Im Grunde also das Märchen von Gulliver in 2 Bänden, Gulliver bei den Liliputanern und Gulliver bei den Riesen. Die naturgegebene Entwicklung der ursprünglichsten, schöpferischen Menschenäußerung gleichsam als Projektion eines Geburtsaktes im Bau der ersten bergenden Halbkugelhülle des Naturmenschen bis hinauf dann zu den höheren Differenzierungen im östlichen Kultbau ist bis heute trostlos übersehen worden. Nur so konnte die primitive Massendifferenzierung im kristallinischen Zweckbau in die endliche Sackgasse führen, in die sterile, leblose, technische Architektur.

Die tieferen Gründe zu dieser kristallinischen Verspannung wie bei einem Infusor im langsam eintrocknenden Wassertropfen, vor allem in den westlichen Stilen ist mir nie ganz klar geworden (klimatische Depressionen)?

Wir brauchen wieder eine menschenwürdige Bau-Kunst, damit nicht zukünftige Aus-Graber unserer "Kultur" die Erbauer dieser Riesenbrutkästen eines kristallisierten Menschenvolks als vollendete, mechanisierte Roboter analysieren.

Wir stehen heute an einem großen Scheidewege, an einem Entscheidungswege. Es geht darum, ob wir als arme Hyperboräer in einem klimatisch stiefmütterlichen Erdteil für immer auf Tropen im Geiste verzichten wollen wie sie zuletzt die romantischen, weltsinnvollen Stile der Renaissance, der Gotik, des Barock, versucht und begonnen haben, oder ob wir diese periodischen Wellen materiellen und geistigen Reichtums, die scheinbar in den verheerenden chronischen Kriegen bis zur Vernichtung verebbt waren und die schließlich in den [u]niformen Wucherungen unserer heutigen Technik entarteten bis zum absehbaren Ende alles Menschentums überhaupt, ob wi[r] diese Welle wieder zu einer Flut anschwellen lassen wollen und können, eine neue Gezeit, welche die Form endlich vollends in die Unendlichkeit der Spielarten entwickelt. - So wie der gleichsam schematische Hering des Nordens in den Korallenriffen der Südsee sich auslebt in der göttlichen Unbegrenztheit formaler und farbiger Wunder.

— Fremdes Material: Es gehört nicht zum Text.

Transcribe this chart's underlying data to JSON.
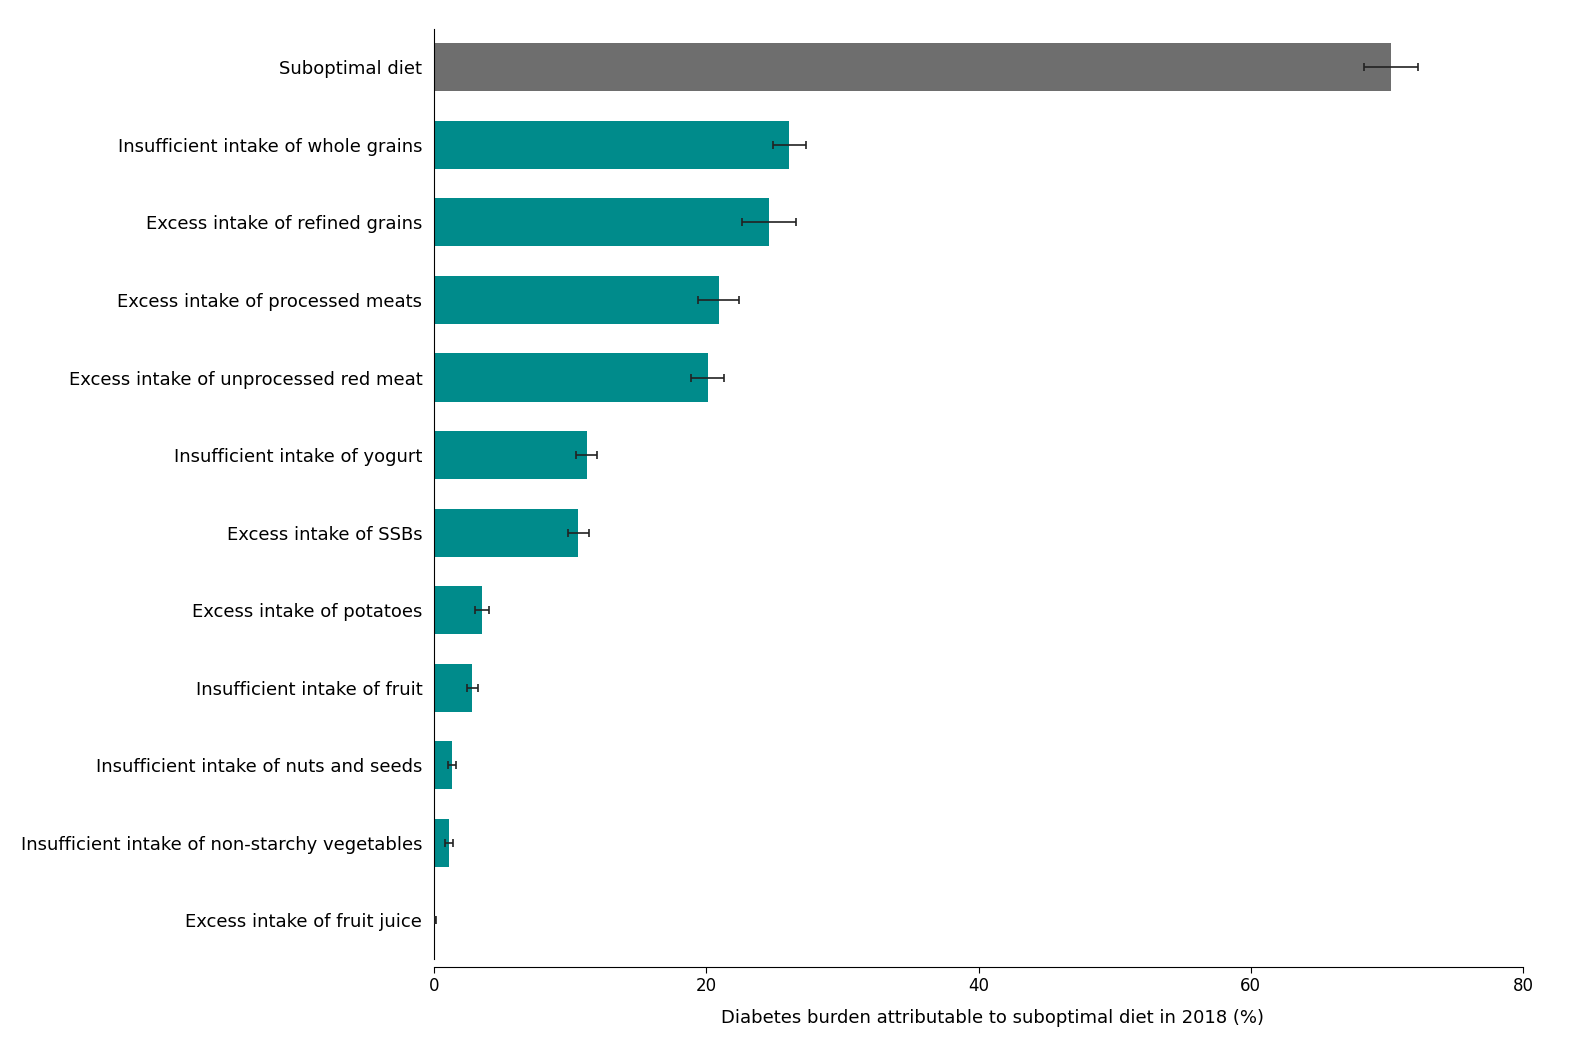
{
  "categories": [
    "Excess intake of fruit juice",
    "Insufficient intake of non-starchy vegetables",
    "Insufficient intake of nuts and seeds",
    "Insufficient intake of fruit",
    "Excess intake of potatoes",
    "Excess intake of SSBs",
    "Insufficient intake of yogurt",
    "Excess intake of unprocessed red meat",
    "Excess intake of processed meats",
    "Excess intake of refined grains",
    "Insufficient intake of whole grains",
    "Suboptimal diet"
  ],
  "values": [
    0.1,
    1.1,
    1.3,
    2.8,
    3.5,
    10.6,
    11.2,
    20.1,
    20.9,
    24.6,
    26.1,
    70.3
  ],
  "error_lower": [
    0.05,
    0.3,
    0.3,
    0.4,
    0.5,
    0.8,
    0.8,
    1.2,
    1.5,
    2.0,
    1.2,
    2.0
  ],
  "error_upper": [
    0.05,
    0.3,
    0.3,
    0.4,
    0.5,
    0.8,
    0.8,
    1.2,
    1.5,
    2.0,
    1.2,
    2.0
  ],
  "bar_colors": [
    "#008B8B",
    "#008B8B",
    "#008B8B",
    "#008B8B",
    "#008B8B",
    "#008B8B",
    "#008B8B",
    "#008B8B",
    "#008B8B",
    "#008B8B",
    "#008B8B",
    "#6E6E6E"
  ],
  "xlabel": "Diabetes burden attributable to suboptimal diet in 2018 (%)",
  "xlim": [
    0,
    82
  ],
  "xticks": [
    0,
    20,
    40,
    60,
    80
  ],
  "background_color": "#ffffff",
  "bar_height": 0.62,
  "errorbar_capsize": 3,
  "errorbar_linewidth": 1.2,
  "errorbar_color": "#222222",
  "xlabel_fontsize": 13,
  "tick_fontsize": 12,
  "label_fontsize": 13
}
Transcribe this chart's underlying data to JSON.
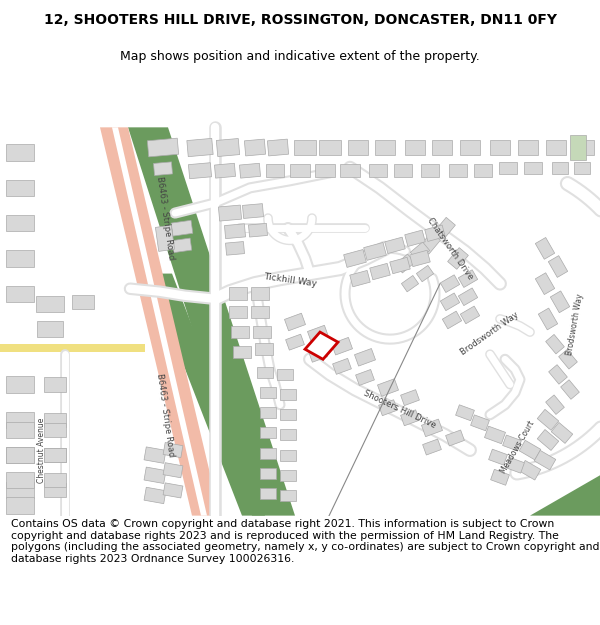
{
  "title_line1": "12, SHOOTERS HILL DRIVE, ROSSINGTON, DONCASTER, DN11 0FY",
  "title_line2": "Map shows position and indicative extent of the property.",
  "title_fontsize": 10.0,
  "subtitle_fontsize": 9.0,
  "footer_lines": [
    "Contains OS data © Crown copyright and database right 2021. This information is subject to Crown copyright and database rights 2023 and is reproduced with the permission of HM Land Registry. The polygons (including the associated geometry, namely x, y",
    "co-ordinates) are subject to Crown copyright and database rights 2023 Ordnance Survey 100026316."
  ],
  "footer_fontsize": 7.8,
  "green": "#6b9b5e",
  "salmon": "#f2bba8",
  "salmon_dark": "#e8a898",
  "yellow": "#f0e080",
  "building": "#d8d8d8",
  "building_edge": "#aaaaaa",
  "road_bg": "#e0e0e0",
  "white": "#ffffff",
  "red": "#cc0000",
  "road_label": "#444444"
}
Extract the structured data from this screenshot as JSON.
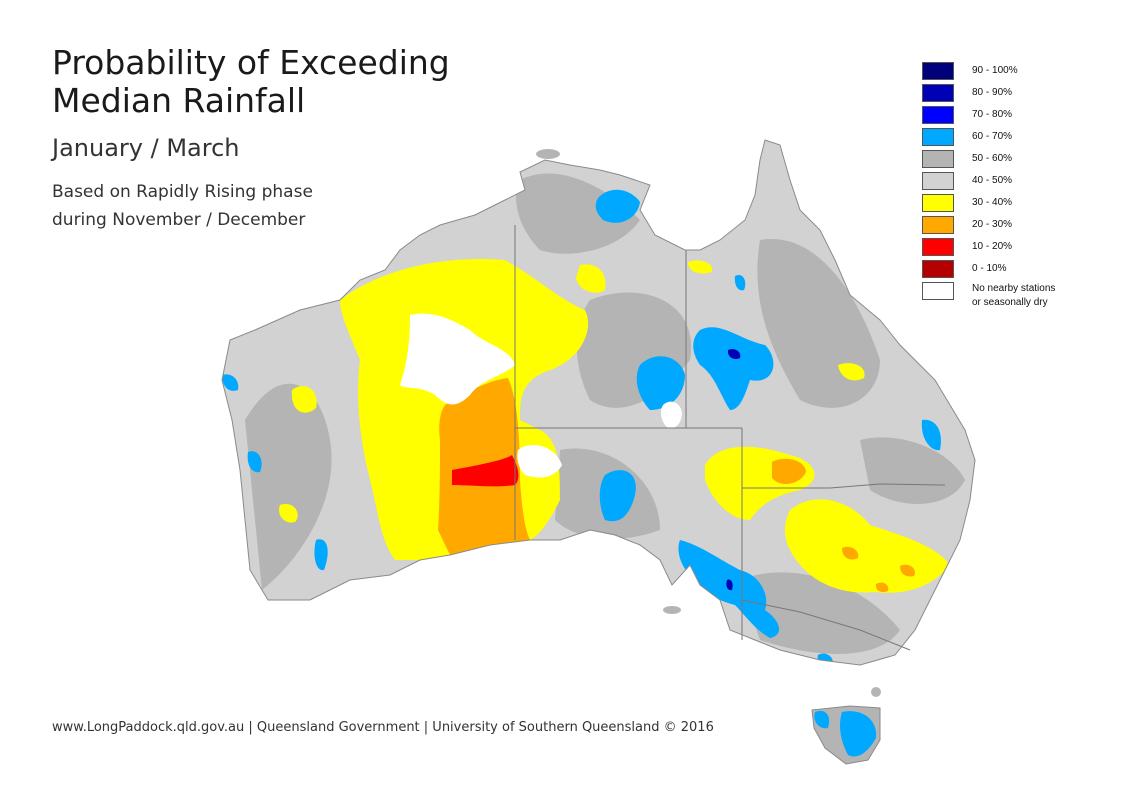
{
  "title": {
    "line1": "Probability of Exceeding",
    "line2": "Median Rainfall"
  },
  "period": "January / March",
  "basis": {
    "line1": "Based on Rapidly Rising phase",
    "line2": "during November / December"
  },
  "footer": "www.LongPaddock.qld.gov.au | Queensland Government | University of Southern Queensland © 2016",
  "legend": [
    {
      "label": "90 - 100%",
      "color": "#00007a"
    },
    {
      "label": "80 - 90%",
      "color": "#0000b4"
    },
    {
      "label": "70 - 80%",
      "color": "#0000ff"
    },
    {
      "label": "60 - 70%",
      "color": "#00a8ff"
    },
    {
      "label": "50 - 60%",
      "color": "#b4b4b4"
    },
    {
      "label": "40 - 50%",
      "color": "#d2d2d2"
    },
    {
      "label": "30 - 40%",
      "color": "#ffff00"
    },
    {
      "label": "20 - 30%",
      "color": "#ffa800"
    },
    {
      "label": "10 - 20%",
      "color": "#ff0000"
    },
    {
      "label": "0 - 10%",
      "color": "#b40000"
    },
    {
      "label": "No nearby stations",
      "label2": "or seasonally dry",
      "color": "#ffffff"
    }
  ]
}
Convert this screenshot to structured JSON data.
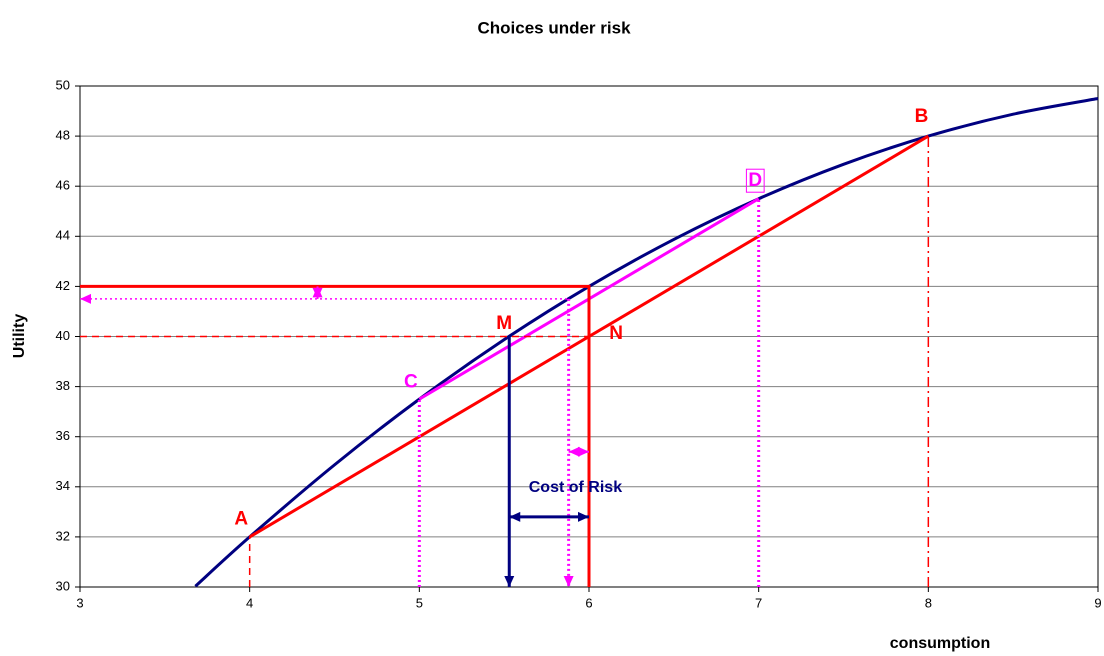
{
  "chart_data": {
    "type": "line",
    "title": "Choices under risk",
    "x_label": "consumption",
    "y_label": "Utility",
    "xlim": [
      3,
      9
    ],
    "ylim": [
      30,
      50
    ],
    "xticks": [
      3,
      4,
      5,
      6,
      7,
      8,
      9
    ],
    "yticks": [
      30,
      32,
      34,
      36,
      38,
      40,
      42,
      44,
      46,
      48,
      50
    ],
    "grid": true,
    "series": [
      {
        "color": "#000080",
        "width": 3,
        "dash": "solid",
        "arrow": "none",
        "smooth": true,
        "x": [
          3.68,
          4,
          4.5,
          5,
          5.5,
          6,
          6.5,
          7,
          7.5,
          8,
          8.5,
          9
        ],
        "values": [
          30.03,
          32,
          34.875,
          37.5,
          39.875,
          42,
          43.875,
          45.5,
          46.875,
          48,
          48.875,
          49.5
        ]
      },
      {
        "color": "#ff0000",
        "width": 3,
        "dash": "solid",
        "arrow": "none",
        "x": [
          4,
          8
        ],
        "values": [
          32,
          48
        ]
      },
      {
        "color": "#ff00ff",
        "width": 3,
        "dash": "solid",
        "arrow": "none",
        "x": [
          5,
          7
        ],
        "values": [
          37.5,
          45.5
        ]
      },
      {
        "color": "#ff0000",
        "width": 3,
        "dash": "solid",
        "arrow": "none",
        "x": [
          3,
          6,
          6
        ],
        "values": [
          42,
          42,
          30
        ]
      },
      {
        "color": "#ff0000",
        "width": 1.5,
        "dash": "dashed",
        "arrow": "none",
        "x": [
          3,
          6
        ],
        "values": [
          40,
          40
        ]
      },
      {
        "color": "#ff0000",
        "width": 1.5,
        "dash": "dashed",
        "arrow": "none",
        "x": [
          4,
          4
        ],
        "values": [
          30,
          32
        ]
      },
      {
        "color": "#ff0000",
        "width": 1.5,
        "dash": "dashdot",
        "arrow": "none",
        "x": [
          8,
          8
        ],
        "values": [
          30,
          48
        ]
      },
      {
        "color": "#ff00ff",
        "width": 1.5,
        "dash": "dotted",
        "arrow": "start",
        "x": [
          3,
          5.88
        ],
        "values": [
          41.5,
          41.5
        ]
      },
      {
        "color": "#ff00ff",
        "width": 3,
        "dash": "dotted",
        "arrow": "none",
        "x": [
          5,
          5
        ],
        "values": [
          30,
          37.5
        ]
      },
      {
        "color": "#ff00ff",
        "width": 3,
        "dash": "dotted",
        "arrow": "none",
        "x": [
          7,
          7
        ],
        "values": [
          30,
          45.5
        ]
      },
      {
        "color": "#ff00ff",
        "width": 3,
        "dash": "dotted",
        "arrow": "end",
        "x": [
          5.88,
          5.88
        ],
        "values": [
          41.5,
          30
        ]
      },
      {
        "color": "#000080",
        "width": 3,
        "dash": "solid",
        "arrow": "end",
        "x": [
          5.53,
          5.53
        ],
        "values": [
          40,
          30
        ]
      },
      {
        "color": "#000080",
        "width": 3,
        "dash": "solid",
        "arrow": "both",
        "x": [
          5.53,
          6
        ],
        "values": [
          32.8,
          32.8
        ]
      },
      {
        "color": "#ff00ff",
        "width": 2,
        "dash": "solid",
        "arrow": "both",
        "x": [
          5.88,
          6
        ],
        "values": [
          35.4,
          35.4
        ]
      },
      {
        "color": "#ff00ff",
        "width": 2,
        "dash": "solid",
        "arrow": "both",
        "x": [
          4.4,
          4.4
        ],
        "values": [
          41.5,
          42
        ]
      }
    ],
    "annotations": [
      {
        "text": "A",
        "x": 3.95,
        "y": 32.7,
        "color": "#ff0000"
      },
      {
        "text": "B",
        "x": 7.96,
        "y": 48.76,
        "color": "#ff0000"
      },
      {
        "text": "C",
        "x": 4.95,
        "y": 38.16,
        "color": "#ff00ff"
      },
      {
        "text": "D",
        "x": 6.98,
        "y": 46.2,
        "color": "#ff00ff",
        "boxed": true
      },
      {
        "text": "M",
        "x": 5.5,
        "y": 40.5,
        "color": "#ff0000"
      },
      {
        "text": "N",
        "x": 6.16,
        "y": 40.1,
        "color": "#ff0000"
      },
      {
        "text": "Cost of Risk",
        "x": 5.92,
        "y": 33.96,
        "color": "#000080"
      }
    ]
  }
}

An dieser Stelle aber möchte ich vor allem der Jugend bewußt machen, daß Formenreichtum Phantasie, Form und Farbenspiel etc. nicht identisch ist mit Chaos; Anarchie, aesthetischer Gesetzlosigkeit wilden Impulsen und ungelenkter Dynamik. Der tollste Korallenfisch, der ausschweifendste Paradiesvogel, die hybrideste Orchis sind Beweise des, noch in der schwindeligsten Vielfalt beherrschten [a]usgewogenen Compositionsgenies des Naturgeistes. Der Kristall darf noch unverantwortlich sein, jeder Organismus aber, auch der primitivste, muß funktionieren. - Aller Anfang, alle Großartigkeit des Ein-Fachen in Ehren, aber die Schöpfung ist nicht nur Beginn. Sie ist keine Schlange, die sich in den Schwanz beißt, sondern eine gigantische beglückende Spirale mit polaren Unabsehbarkeiten. Was wir gegenwärtig noch erleben ist ein Spiralpunkt, der senkrecht über dem Anfang steht, nur Stockwerke höher, aber über der Primitive.

Und - Hand aufs Herz - so selig es ist, ein Kind noch zu sein, wer bliebe gerne ewig Kind? Vor allem ein Riesenkind, das höchstens eine pathologische Erscheinung sein kann, aber nie ein gesunder Erwachsener. Wer möchte auch die Tugend aus Not verewigen. Einmal wird die leer, arm, lange-weilig, langweilig wie unsere Städte, wie unsre Technik, unsere Maschinen, unsere Musik, unsere Bilder, unser Leben. Ich bin hier mit vollem Bewußtsein einseitig, aus einer ausgeprägtesten Bipolarität meines Wesens heraus. Ich bekenne ruhig, daß auch mich die Hafeneinfahrt New Yorks begeistert, wie grandiose technische Anlagen, Brücken usw. oder die Tempelstädte von Madura, aber neben der Schönheit eines Alaunkristalls oder eines Fluoritkristalls fehlt mir der Zauber eines Tropenfalters oder einer Orchidee. Und nicht undankbar bin ich mir bewußt, daß ohne die Entwicklung unserer Technik meine Zukunftsarchitektur unter den heutigen menschlichen Verhältnissen wohl nicht denkbar wäre.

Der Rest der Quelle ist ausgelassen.